SE Asia to emerge stronger from crisis, says Lee

SINGAPORE (AFP): Southeast Asia will emerge stronger from the 1997 financial meltdown, but corruption and cronyism will be tough to eradicate, Singapore's founding father Lee Kuan Yew says in his memoirs.

The former Singapore prime minister wrote in the second volume of his memoirs entitled "From Third World to First: the Singapore Story", formally released over the weekend, that a rush to liberalization without adequate safeguards may have contributed to the crisis.

Currency turmoil first erupted in Thailand in mid-1997, snapping the region's phenomenal growth streak. Governments fell, hundreds of banks and businesses collapsed and vast numbers of people lost their jobs or suffered diminished living standards as a result of the crisis.

Most of the 10 members of the Association of Southeast Asian Nations (ASEAN) were rocked by the crisis, but regional economies began to rebound in 1999.

"ASEAN leaders will learn from this setback to build stronger financial and banking systems, with sound regulations and rigorous supervision," Lee said.

"Investors will return because the factors for high growth will remain for another 10 to 20 years," he said.

"Cronyism and corruption will be difficult to erase completely, but with adequate laws and supervision, excesses can be checked."

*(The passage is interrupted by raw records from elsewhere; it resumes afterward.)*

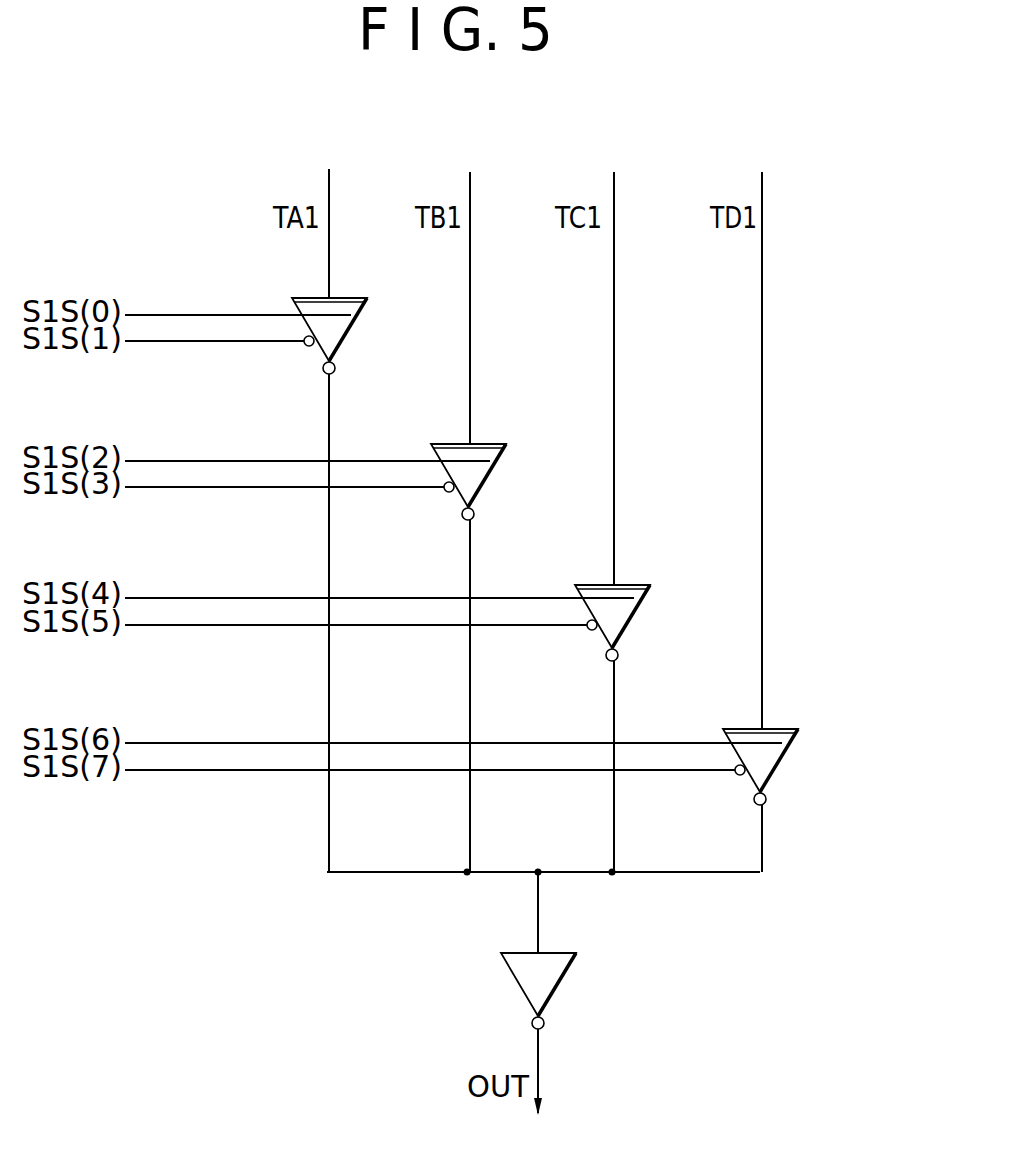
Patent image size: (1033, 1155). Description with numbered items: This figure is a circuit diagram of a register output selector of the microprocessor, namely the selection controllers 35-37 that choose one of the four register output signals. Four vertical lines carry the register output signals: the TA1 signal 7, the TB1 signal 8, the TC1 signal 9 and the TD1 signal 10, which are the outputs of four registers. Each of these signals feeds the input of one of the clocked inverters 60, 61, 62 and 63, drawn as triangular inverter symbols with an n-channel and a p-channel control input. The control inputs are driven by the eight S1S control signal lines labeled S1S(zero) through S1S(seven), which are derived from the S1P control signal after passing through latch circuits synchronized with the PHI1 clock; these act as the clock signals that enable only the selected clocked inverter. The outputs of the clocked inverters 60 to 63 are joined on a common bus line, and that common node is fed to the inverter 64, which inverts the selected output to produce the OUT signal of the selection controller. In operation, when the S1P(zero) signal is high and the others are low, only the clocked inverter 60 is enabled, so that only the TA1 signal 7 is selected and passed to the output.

The TA1 signal 7 is at (330, 194).
The TB1 signal 8 is at (471, 198).
The TC1 signal 9 is at (615, 198).
The TD1 signal 10 is at (763, 198).
The selection controllers 35-37 is at (886, 368).
The clocked inverter 60 is at (345, 298).
The clocked inverter 61 is at (485, 444).
The clocked inverter 62 is at (628, 585).
The clocked inverter 63 is at (780, 729).
The inverter 64 is at (536, 1042).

A similar crisis is unlikely to emerge so long as "the pain and misery" are not forgotten, he added.

In his memoirs, Lee dismissed Western critics' charges that cronyism and corruption were solely to be blamed for igniting the crisis.

Rather, a lack of understanding of the workings of modern financial markets was a contributing factor, he said.

"None of the leaders realized the implications of the globalized financial market of instant communications between the main financial centers of the world -- New York, London and Tokyo -- and their representatives in the capitals of East Asia," Lee said.

"Any wrong step of a government is instantly analyzed and reported to their clients worldwide."

Finance ministers from the Group of 7 (G7) industrial powers who pushed for the liberalization of financial markets in the region failed to explain the dangers found in modern-day financial systems, he said.

"Liberalization should have been more carefully calibrated according to the level of competence and sophistication of their financial systems," Lee said.

"These countries should have installed circuit breakers - controls to cope with any sudden inflow or outflow of funds."

The ongoing structural reforms will see the establishment of stronger financial systems and emergence of new leaders who will "gain stature and respect," Lee predicted.

Analysts say Singapore, known for its clean government and sound fundamentals, has emerged strongest from the turmoil.

Lee said Singapore weathered the crisis better because the market determined the allocation of resources, and he took a thinly-veiled jab at regional leaders who blamed foreigners for their economic woes.

He said that "in the troubled countries, too many politicians and public officials have exercised power and responsibility not as a trust for public good, but as an opportunity for private gain."

"Making the problems worse, many political leaders and their officials refused to accept the market's verdict," he said. "For a long time they blamed speculators and conspirators for the destruction in values. Their denial made many investors pull out."